大娘子闻言,摇摇头,又停下了手中的动作,谁叫她素来宠女儿呢?
“阿娘,莫担心,女儿心里有数呢。不就是比些才艺厨艺吗?我都准备好了的。”弦姝摸摸手边的焦尾,又颠颠脚边的食盒道。
“阿娘不担心,羽儿做什么都是个顶个的好。”大娘子宠溺道。
“姑娘,湖阳公主别苑到了。”舆外响起曼儿的声音,马车也停了下来。
弦姝答了一声,便起身搀扶母亲。
曼儿见主人已下车,这才进了帐内,拿出姑娘的琴和食盒儿。
弦姝甫一抬头,瞧见门口站着个男子。
他长身玉立,腰上别一把细剑, 玄色长袍衬得他雍容雅致。
是陆南风。
那身儿衣服的布料便是弦姝亲自挑的。
可为何不见苏狗和她那前婆母虞氏?
陆南风,难道是在等自己?
弦姝思量间,面前的人儿已转身走来。
他朝郡主大娘子行了个礼,又向弦姝点头示意。
“原来是陆公子,今个这身打扮我一时半会儿真没瞧出来,真真是逸群之才。”郡主大娘子赞叹道。

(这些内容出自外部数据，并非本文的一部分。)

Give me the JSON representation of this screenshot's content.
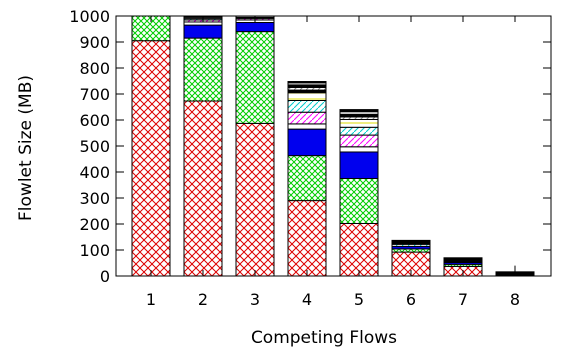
{
  "chart_data": {
    "type": "bar",
    "stacked": true,
    "xlabel": "Competing Flows",
    "ylabel": "Flowlet Size (MB)",
    "ylim": [
      0,
      1000
    ],
    "yticks": [
      0,
      100,
      200,
      300,
      400,
      500,
      600,
      700,
      800,
      900,
      1000
    ],
    "categories": [
      "1",
      "2",
      "3",
      "4",
      "5",
      "6",
      "7",
      "8"
    ],
    "grid": false,
    "legend": "none",
    "segments": [
      [
        {
          "value": 905,
          "color": "#dd0000",
          "pattern": "crosshatch"
        },
        {
          "value": 95,
          "color": "#00cc00",
          "pattern": "crosshatch"
        }
      ],
      [
        {
          "value": 673,
          "color": "#dd0000",
          "pattern": "crosshatch"
        },
        {
          "value": 242,
          "color": "#00cc00",
          "pattern": "crosshatch"
        },
        {
          "value": 50,
          "color": "#0000ee",
          "pattern": "solid"
        },
        {
          "value": 12,
          "color": "#ffffff",
          "pattern": "white"
        },
        {
          "value": 8,
          "color": "#ff00ff",
          "pattern": "diagonal"
        },
        {
          "value": 5,
          "color": "#00cccc",
          "pattern": "diagonal"
        },
        {
          "value": 5,
          "color": "#dddd00",
          "pattern": "horizontal"
        },
        {
          "value": 5,
          "color": "#000000",
          "pattern": "solid"
        }
      ],
      [
        {
          "value": 587,
          "color": "#dd0000",
          "pattern": "crosshatch"
        },
        {
          "value": 353,
          "color": "#00cc00",
          "pattern": "crosshatch"
        },
        {
          "value": 35,
          "color": "#0000ee",
          "pattern": "solid"
        },
        {
          "value": 10,
          "color": "#ffffff",
          "pattern": "white"
        },
        {
          "value": 6,
          "color": "#ff00ff",
          "pattern": "diagonal"
        },
        {
          "value": 4,
          "color": "#000000",
          "pattern": "solid"
        },
        {
          "value": 5,
          "color": "#dddd00",
          "pattern": "horizontal"
        }
      ],
      [
        {
          "value": 290,
          "color": "#dd0000",
          "pattern": "crosshatch"
        },
        {
          "value": 173,
          "color": "#00cc00",
          "pattern": "crosshatch"
        },
        {
          "value": 102,
          "color": "#0000ee",
          "pattern": "solid"
        },
        {
          "value": 20,
          "color": "#ffffff",
          "pattern": "white"
        },
        {
          "value": 45,
          "color": "#ff00ff",
          "pattern": "diagonal"
        },
        {
          "value": 45,
          "color": "#00cccc",
          "pattern": "diagonal"
        },
        {
          "value": 30,
          "color": "#dddd00",
          "pattern": "horizontal"
        },
        {
          "value": 10,
          "color": "#000000",
          "pattern": "solid"
        },
        {
          "value": 10,
          "color": "#888888",
          "pattern": "diagonal"
        },
        {
          "value": 10,
          "color": "#000000",
          "pattern": "solid"
        },
        {
          "value": 8,
          "color": "#ffffff",
          "pattern": "white"
        },
        {
          "value": 5,
          "color": "#000000",
          "pattern": "solid"
        }
      ],
      [
        {
          "value": 202,
          "color": "#dd0000",
          "pattern": "crosshatch"
        },
        {
          "value": 173,
          "color": "#00cc00",
          "pattern": "crosshatch"
        },
        {
          "value": 102,
          "color": "#0000ee",
          "pattern": "solid"
        },
        {
          "value": 20,
          "color": "#ffffff",
          "pattern": "white"
        },
        {
          "value": 45,
          "color": "#ff00ff",
          "pattern": "diagonal"
        },
        {
          "value": 30,
          "color": "#00cccc",
          "pattern": "diagonal"
        },
        {
          "value": 30,
          "color": "#dddd00",
          "pattern": "horizontal"
        },
        {
          "value": 10,
          "color": "#888888",
          "pattern": "diagonal"
        },
        {
          "value": 10,
          "color": "#000000",
          "pattern": "solid"
        },
        {
          "value": 10,
          "color": "#ffffff",
          "pattern": "white"
        },
        {
          "value": 8,
          "color": "#000000",
          "pattern": "solid"
        }
      ],
      [
        {
          "value": 92,
          "color": "#dd0000",
          "pattern": "crosshatch"
        },
        {
          "value": 12,
          "color": "#00cc00",
          "pattern": "crosshatch"
        },
        {
          "value": 10,
          "color": "#0000ee",
          "pattern": "solid"
        },
        {
          "value": 8,
          "color": "#00cccc",
          "pattern": "diagonal"
        },
        {
          "value": 15,
          "color": "#000000",
          "pattern": "solid"
        }
      ],
      [
        {
          "value": 37,
          "color": "#dd0000",
          "pattern": "crosshatch"
        },
        {
          "value": 8,
          "color": "#00cc00",
          "pattern": "crosshatch"
        },
        {
          "value": 7,
          "color": "#0000ee",
          "pattern": "solid"
        },
        {
          "value": 18,
          "color": "#000000",
          "pattern": "solid"
        }
      ],
      [
        {
          "value": 4,
          "color": "#dd0000",
          "pattern": "crosshatch"
        },
        {
          "value": 4,
          "color": "#00cc00",
          "pattern": "crosshatch"
        },
        {
          "value": 8,
          "color": "#000000",
          "pattern": "solid"
        }
      ]
    ],
    "error_bar": {
      "category": "8",
      "low": 0,
      "high": 40
    }
  }
}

陆南风不语,只是又欠身道谢,心里却想的是,多亏了您家宝贝闺女。
“阿娘,您先与曼儿同去。昨日学堂上有个问题我甚是不懂,想向陆公子讨教一番。”
郡主大娘子听了这话,欲言又止,又很快拉上曼儿走了。
“南风,今日你这身打扮甚是好看,吾心甚悦!”弦姝道。
“弦姝,你今日穿得苏雅,自也是高洁出尘,吾...吾甚是喜欢。”陆南风支支吾吾,脸颊绯红。
“哎,你就别在这和我客套了。今日宴上,你可要好好表现,打压打压苏狗的锐气,叫他永远抬不起头来。”弦姝故意装作不信地样子岔开话题。
“嗯,你也要小心,须防着孙氏母女还有那顺平侯夫人。”陆南风提醒道。
两人各自叮嘱过后,便一同入了公主别苑。
陆南风自东去了竹闲林,弦姝自西去了玉雨阁。
沿小径走去,只见这院里栽满了梨花树。
绿雨梨云间,是穿着各色华裳的名门贵女们,为这府上添了不少艳色。
弦姝往阁里去寻母亲,却与姚四姑娘打了个照面。
“裴二姑娘,你可算来了,阿娘说年年宴请你都不来参加,我好怕等不到你呢。”姚思琼惊喜道。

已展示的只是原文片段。